Gets or sets the number of characters occupied by this column.

#### FieldAlignment? Alignment

Gets or sets the column alignment for this field. Leave as `null` to use the default alignment.

#### char? PadCharacter

Gets or sets the character used to pad this field when writing values shorter than the field width. Leave as `null` to use the default pad character.

#### bool? TrimField

Gets or sets whether leading and trailing pad characters are trimmed when reading field values. Leave as `null` to use the default trim setting.

WARNING: If this property is true and the field value contains leading or trailing characters that match the current pad character, those characters will also be trimmed.

#### int Skip

Gets or sets the number of characters to skip before the field. Normally, this property is set to zero. You can use this property to skip fixed-width fields that you don't want to read. When writing fixed-width files, the character specified by `FixedWidthOptions.DefaultPadCharacter` will be written to fill the skipped characters. The default value is `0`.

#### Type ConverterType

Gets or sets the data type that converts this field to and from a string (as demonstrated previously). Must derive from `IDataConverter`. For best results and type safety, derive the class from `DataConverter`.

This property is available with the `FixedWidthField` attribute and not the `FixedWidthField` class.

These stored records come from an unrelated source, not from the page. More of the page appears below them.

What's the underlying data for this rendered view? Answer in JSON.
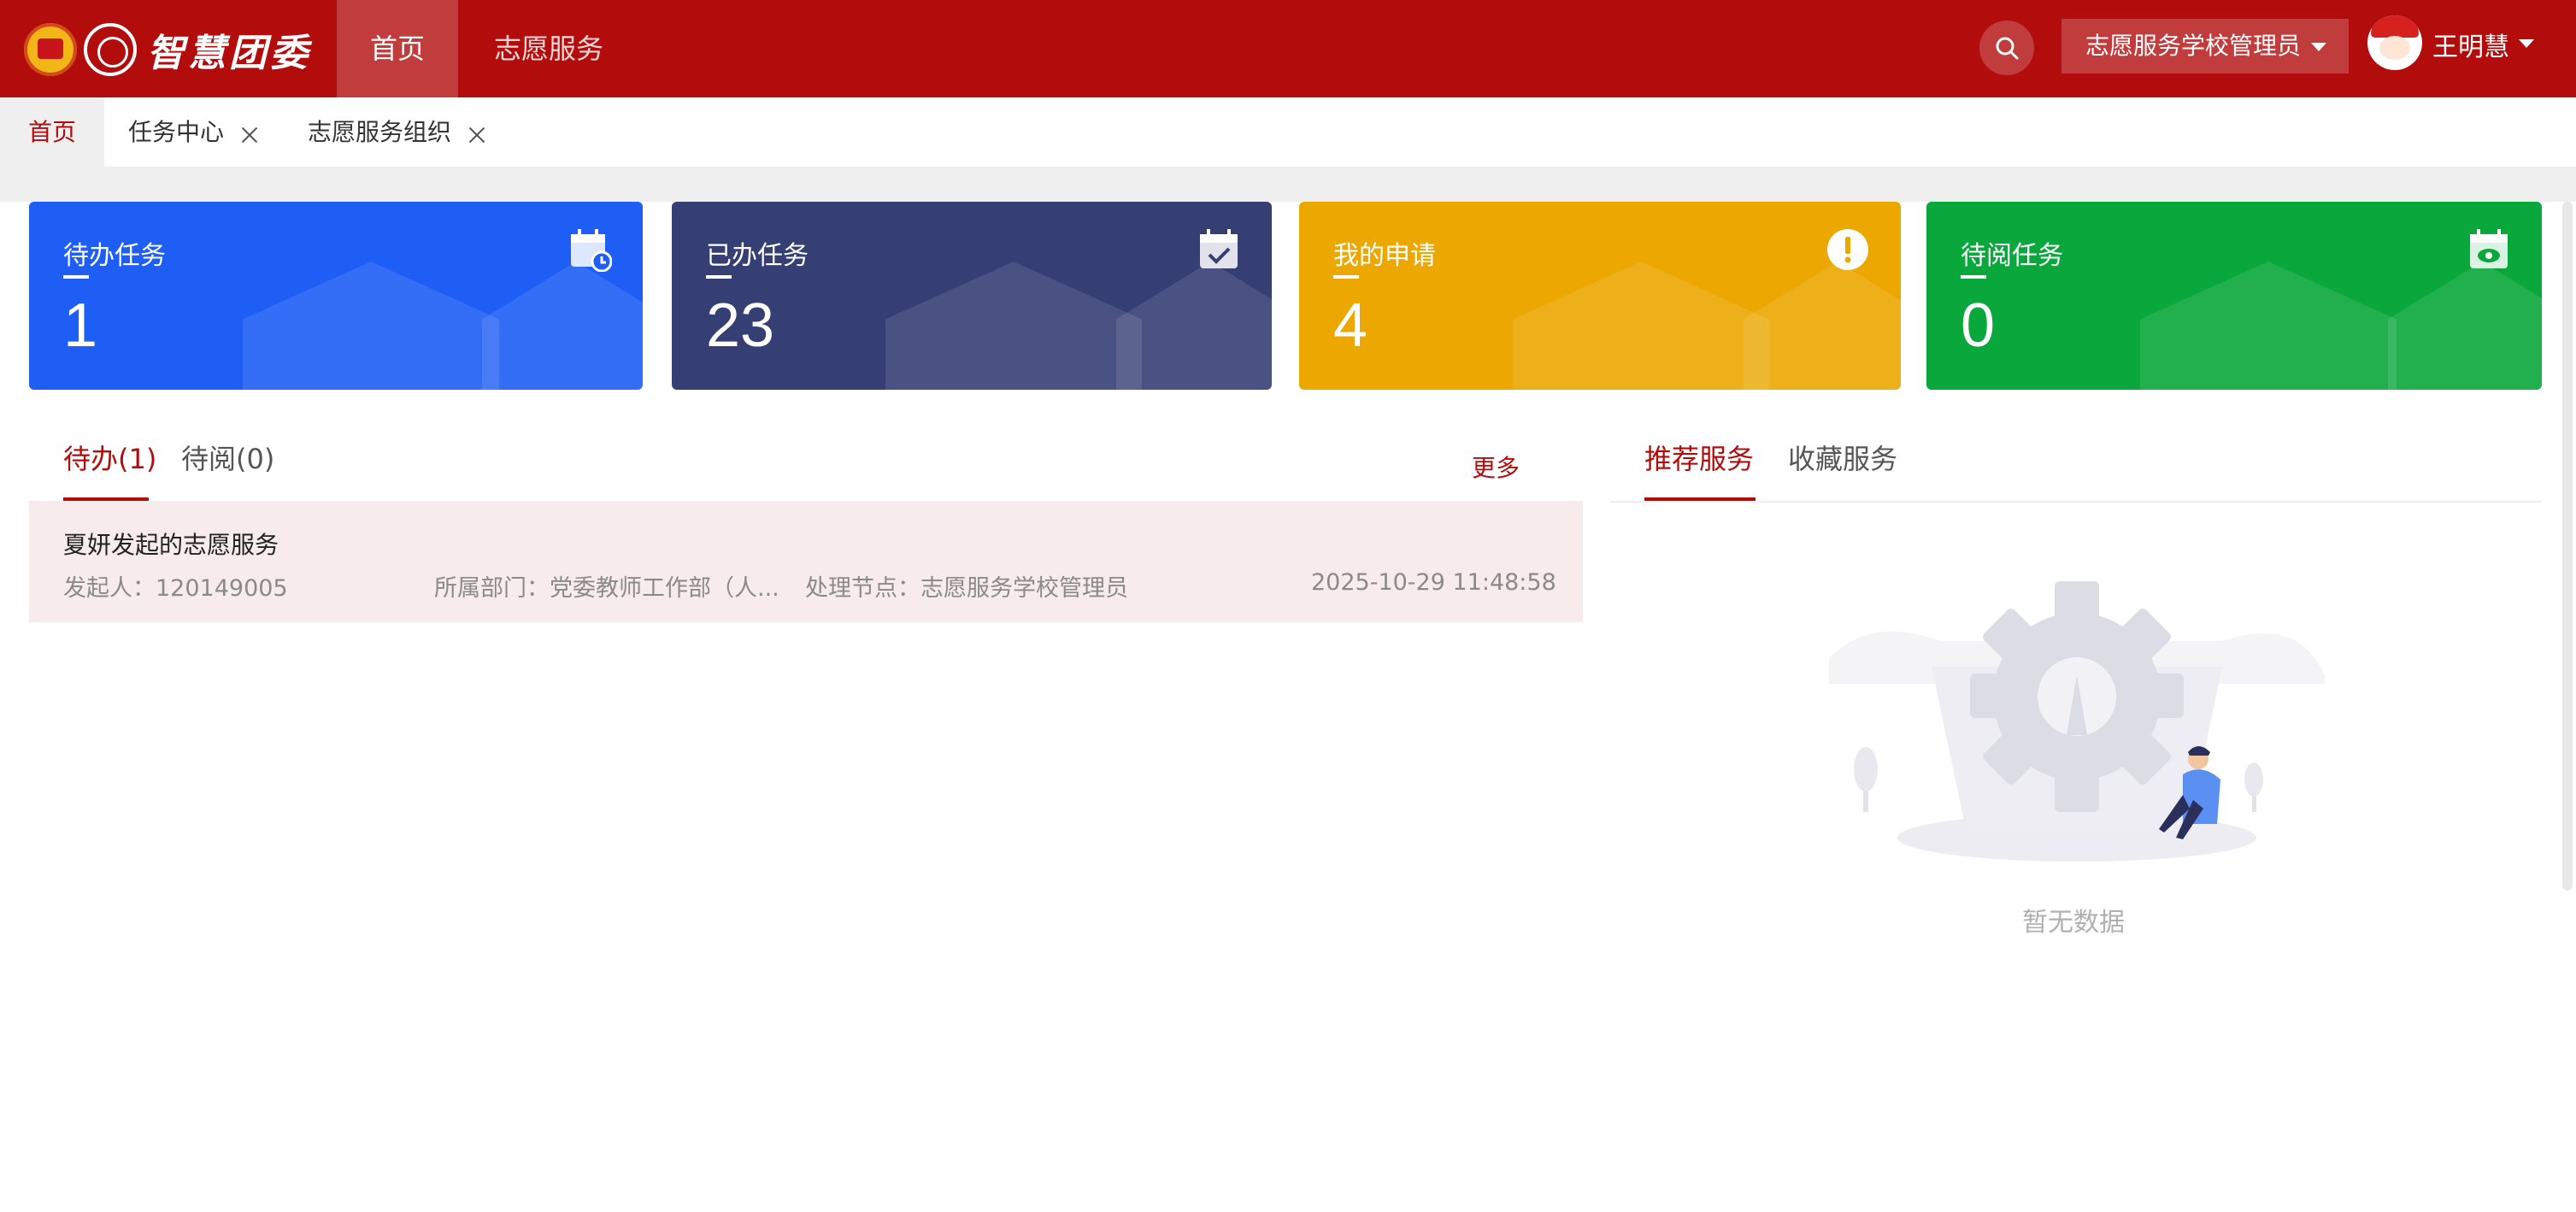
{
  "header": {
    "logo_text": "智慧团委",
    "nav": [
      {
        "label": "首页",
        "active": true
      },
      {
        "label": "志愿服务",
        "active": false
      }
    ],
    "role": "志愿服务学校管理员",
    "user_name": "王明慧"
  },
  "tabs": [
    {
      "label": "首页",
      "active": true,
      "closable": false
    },
    {
      "label": "任务中心",
      "active": false,
      "closable": true
    },
    {
      "label": "志愿服务组织",
      "active": false,
      "closable": true
    }
  ],
  "cards": [
    {
      "label": "待办任务",
      "value": "1",
      "color": "#1e5ef5",
      "icon": "calendar-clock-icon"
    },
    {
      "label": "已办任务",
      "value": "23",
      "color": "#353f74",
      "icon": "calendar-check-icon"
    },
    {
      "label": "我的申请",
      "value": "4",
      "color": "#eca700",
      "icon": "exclamation-icon"
    },
    {
      "label": "待阅任务",
      "value": "0",
      "color": "#0aa73c",
      "icon": "calendar-eye-icon"
    }
  ],
  "todo_panel": {
    "tabs": [
      {
        "label": "待办(1)",
        "active": true
      },
      {
        "label": "待阅(0)",
        "active": false
      }
    ],
    "more_label": "更多",
    "items": [
      {
        "title": "夏妍发起的志愿服务",
        "initiator": "发起人：120149005",
        "department": "所属部门：党委教师工作部（人...",
        "node": "处理节点：志愿服务学校管理员",
        "time": "2025-10-29 11:48:58"
      }
    ]
  },
  "service_panel": {
    "tabs": [
      {
        "label": "推荐服务",
        "active": true
      },
      {
        "label": "收藏服务",
        "active": false
      }
    ],
    "empty_text": "暂无数据"
  },
  "colors": {
    "brand": "#b20c0c",
    "todo_row_bg": "#f7ebeb"
  }
}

## Customizing the Library

All of the constructors for the `FixedWidthReader`, `FixedWidthReader`, `FixedWidthWriter`, and `FixedWidthWriter` class have an optional `FixedWidthOptions` parameter. To use the default options, leave this parameter as `null`. Provide your own instance of this class to customize the library settings.

```cs
// Set to right align, tilde padding and don't throw exception for invalid data
FixedWidthOptions options = new FixedWidthOptions
{
DefaultAlignment = FieldAlignment.Right,
DefaultPadCharacter = '~',
ThrowDataException = false
};

using (FixedWidthWriter writer = new FixedWidthWriter(filename, options))
{
foreach (var product in Products)
writer.Write(product);
}
```

The `FixedWidthOptions` class has the following properties.

#### FieldAlignment DefaultAlignment

Gets or sets the default way fields are padded. For example, if a field is right aligned, values shorter than the field width are padded on the left. Can be overridden for individual fields using the `FixedWidthField.Alignment` property. The default value is `FieldAlignment.Left`.

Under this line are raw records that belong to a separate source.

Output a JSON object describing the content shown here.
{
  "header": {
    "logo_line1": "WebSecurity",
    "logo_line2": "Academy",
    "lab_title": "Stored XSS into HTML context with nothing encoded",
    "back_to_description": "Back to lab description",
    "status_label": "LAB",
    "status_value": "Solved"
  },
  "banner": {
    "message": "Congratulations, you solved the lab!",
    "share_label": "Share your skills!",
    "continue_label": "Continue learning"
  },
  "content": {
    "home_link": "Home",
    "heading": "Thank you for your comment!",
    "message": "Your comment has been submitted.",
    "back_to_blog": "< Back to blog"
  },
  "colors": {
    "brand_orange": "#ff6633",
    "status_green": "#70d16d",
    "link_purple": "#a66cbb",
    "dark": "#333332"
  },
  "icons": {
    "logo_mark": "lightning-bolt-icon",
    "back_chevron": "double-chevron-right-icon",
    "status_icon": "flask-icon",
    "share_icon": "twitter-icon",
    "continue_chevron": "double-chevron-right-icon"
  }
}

#### char DefaultPadCharacter

Gets or sets the default character used to pad fields when writing values shorter than the field width. Can be overridden for individual fields using the `FixedWidthField.PadCharacter` property. The default value is `' '`.

#### bool TrimFields

Gets or sets whether leading and trailing pad characters are trimmed when reading field values. Can be overridden for individual fields using the `FixedWidthField.TrimField` property. The default value is `true`.

WARNING: If this property is true and the field value contains leading or trailing characters that match the current pad character, those characters will also be trimmed.

#### bool ThrowDataException

Gets or sets whether a `FixedWidthDataException` is thrown when reading a field that cannot be converted to the target field type. The default value is `true`.

#### bool ThrowOutOfRangeException

Gets or sets whether a `FixedWidthOutOfRangeException` is thrown when reading a field from a line that is too short. If `false`, the library reads as much of the field as possible or returns an empty string. The default value is `true`.

#### bool ThrowOverflowException

Gets or sets whether a `FixedWidthOverflowException` is thrown when attempting to write a value that is too large for the field. If `false`, the value will be silently truncated. The default value is `true`.